This article provides custom args and diagnostics.crsh files to use with the VMware Tanzu Kubernetes Grid (TKG) Crash Diagnostic (Crashd) utility and shows how to use them to gather data from TKG clusters in specific scenarios or use cases.
The attached custom files can:
Note: The scripts referenced in this article have been tested on Ubuntu-based TKG clusters.
Point your Crashd binary to use any of the the attached pairs of args and diagnostics.crsh files based on your TKG diagnostic requirements.
The following is an overview of the procedure. The details of the procedure differ based on your scenario:
1. Select a pair of args and diagnostics.crsh files.
2. Download or copy the referenced args and diagnostics.crsh files to the system Crashd will run from.

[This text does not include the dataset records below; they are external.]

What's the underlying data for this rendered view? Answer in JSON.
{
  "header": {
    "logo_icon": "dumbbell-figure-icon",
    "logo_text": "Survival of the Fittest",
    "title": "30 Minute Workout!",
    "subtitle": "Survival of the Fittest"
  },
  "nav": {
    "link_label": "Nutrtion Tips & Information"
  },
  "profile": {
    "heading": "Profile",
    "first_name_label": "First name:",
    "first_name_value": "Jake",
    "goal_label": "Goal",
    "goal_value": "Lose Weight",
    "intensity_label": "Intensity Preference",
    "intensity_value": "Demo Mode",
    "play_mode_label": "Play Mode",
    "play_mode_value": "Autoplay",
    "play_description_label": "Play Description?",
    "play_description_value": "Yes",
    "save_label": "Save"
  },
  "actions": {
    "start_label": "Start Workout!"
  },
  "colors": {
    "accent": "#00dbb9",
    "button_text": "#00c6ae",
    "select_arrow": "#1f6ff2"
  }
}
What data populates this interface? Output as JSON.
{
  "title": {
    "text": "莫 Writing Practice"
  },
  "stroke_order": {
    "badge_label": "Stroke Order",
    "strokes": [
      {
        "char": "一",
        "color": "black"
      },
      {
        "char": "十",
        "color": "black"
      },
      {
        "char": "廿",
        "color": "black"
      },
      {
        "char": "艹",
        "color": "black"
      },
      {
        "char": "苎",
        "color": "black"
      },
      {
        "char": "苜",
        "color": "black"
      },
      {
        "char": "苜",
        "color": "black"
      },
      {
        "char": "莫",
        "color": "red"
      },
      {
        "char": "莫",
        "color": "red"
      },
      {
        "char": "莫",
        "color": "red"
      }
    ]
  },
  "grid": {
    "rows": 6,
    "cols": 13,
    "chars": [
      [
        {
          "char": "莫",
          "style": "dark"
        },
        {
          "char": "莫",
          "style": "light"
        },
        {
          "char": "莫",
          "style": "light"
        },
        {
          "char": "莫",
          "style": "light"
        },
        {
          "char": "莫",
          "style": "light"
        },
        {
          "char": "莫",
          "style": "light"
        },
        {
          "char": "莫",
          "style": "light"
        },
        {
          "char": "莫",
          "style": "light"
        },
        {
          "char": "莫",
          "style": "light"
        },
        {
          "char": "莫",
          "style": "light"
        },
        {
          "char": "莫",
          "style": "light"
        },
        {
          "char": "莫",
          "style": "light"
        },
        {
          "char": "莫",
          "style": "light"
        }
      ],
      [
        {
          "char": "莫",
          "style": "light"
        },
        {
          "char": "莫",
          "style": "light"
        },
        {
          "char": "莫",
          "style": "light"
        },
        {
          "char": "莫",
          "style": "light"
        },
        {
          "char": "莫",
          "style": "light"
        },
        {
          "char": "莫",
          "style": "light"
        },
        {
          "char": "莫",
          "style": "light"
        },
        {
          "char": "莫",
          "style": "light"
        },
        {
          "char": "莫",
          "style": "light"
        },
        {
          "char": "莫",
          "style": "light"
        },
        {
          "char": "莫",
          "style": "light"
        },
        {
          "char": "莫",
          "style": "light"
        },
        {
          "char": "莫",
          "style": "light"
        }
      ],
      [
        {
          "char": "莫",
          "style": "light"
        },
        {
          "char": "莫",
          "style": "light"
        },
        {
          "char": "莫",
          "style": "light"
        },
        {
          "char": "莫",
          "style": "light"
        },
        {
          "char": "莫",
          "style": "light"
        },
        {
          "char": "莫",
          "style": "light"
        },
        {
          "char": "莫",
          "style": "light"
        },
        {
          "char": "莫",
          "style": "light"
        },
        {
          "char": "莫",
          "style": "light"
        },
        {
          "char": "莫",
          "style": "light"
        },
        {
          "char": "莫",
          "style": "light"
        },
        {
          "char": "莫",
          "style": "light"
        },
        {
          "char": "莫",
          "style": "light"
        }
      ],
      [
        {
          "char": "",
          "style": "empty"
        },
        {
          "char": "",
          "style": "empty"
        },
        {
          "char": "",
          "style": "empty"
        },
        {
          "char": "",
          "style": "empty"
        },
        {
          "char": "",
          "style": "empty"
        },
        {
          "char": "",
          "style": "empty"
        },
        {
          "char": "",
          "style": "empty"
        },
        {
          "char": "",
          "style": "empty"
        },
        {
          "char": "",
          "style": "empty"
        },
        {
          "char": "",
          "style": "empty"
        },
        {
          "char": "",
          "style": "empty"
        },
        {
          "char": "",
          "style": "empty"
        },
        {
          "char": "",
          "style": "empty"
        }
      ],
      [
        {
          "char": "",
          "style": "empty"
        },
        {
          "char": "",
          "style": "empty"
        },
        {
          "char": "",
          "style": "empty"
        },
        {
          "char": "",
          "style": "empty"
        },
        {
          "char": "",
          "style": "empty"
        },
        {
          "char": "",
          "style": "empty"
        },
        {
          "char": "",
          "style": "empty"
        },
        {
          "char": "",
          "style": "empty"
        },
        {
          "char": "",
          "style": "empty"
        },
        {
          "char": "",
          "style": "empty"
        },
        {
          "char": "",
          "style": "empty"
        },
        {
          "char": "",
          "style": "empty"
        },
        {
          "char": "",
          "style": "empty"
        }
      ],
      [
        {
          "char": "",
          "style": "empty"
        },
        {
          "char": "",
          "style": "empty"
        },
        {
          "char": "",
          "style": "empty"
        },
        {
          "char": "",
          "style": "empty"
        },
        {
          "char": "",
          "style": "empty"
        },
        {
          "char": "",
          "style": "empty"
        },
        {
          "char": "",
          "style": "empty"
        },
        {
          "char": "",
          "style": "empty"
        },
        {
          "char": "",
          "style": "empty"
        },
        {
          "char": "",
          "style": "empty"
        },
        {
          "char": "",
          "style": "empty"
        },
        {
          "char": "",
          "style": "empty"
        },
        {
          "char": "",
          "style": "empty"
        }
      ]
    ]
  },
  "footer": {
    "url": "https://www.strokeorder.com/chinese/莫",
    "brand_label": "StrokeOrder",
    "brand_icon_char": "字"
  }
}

3. Set the mentioned parameters in the args file.
Optional: Customize
System commands to run on nodes:
To capture() the output to local files
To run() and display results to local stdout
Kubernetes objects or Kubernetes logs to retrieve from Kubernetes API
4. Run crashd. The following is an example:
crashd run --args-file <args-file> --debug <diagnostics.crsh-file>
1. Install the Crashd (Crash Diagnostics). For more information, see the following TKG documentation: Troubleshooting Tanzu Kubernetes Clusters with Crash Diagnostic
2. Confirm that crashd is working in your environment before using the custom files in the Resolution section.
Note: Using the default args and diagnostics.crsh files provided with the crashd download and configured by referencing the TKG documentation should work first.
Pick and run the crashd custom files that fits your scenario or applies to your project.
Scenario 1:
You need additional system diagnostics from your cluster nodes.
Details:
The following args and diagnostics.crsh files capture system-only diagnostics (no Kubernetes objects) from all cluster nodes based on the current kubeconfig context.
These files also includes example for installing additional system utilities (netstat, etc).
Files:
args_sysdiag_all_hosts.txt
diagnostics.crsh_sysdiag_all_hosts.txt
This diagnostics.crsh file:
Sources the TKG args file. Requires only ssh_pk_file, workdir values.
Uses current kubeconfig context to identify cluster nodes.
Connects to each node.
Executes all capture and/or run commands placed in the diagnsostics.crsh file.
Creates a tar file of outputs.
Steps:
1. Download args_sysdiag_all_hosts.txt and diagnostics.crsh_sysdiag_all_hosts.txt files.
2. Set the ssh_pk_file, workdir, and cluster_config values in the args file.
3. Edit the diagnostics.crsh file and add your own commands as needed.
4. Add to section "## COMMANDS" in the file.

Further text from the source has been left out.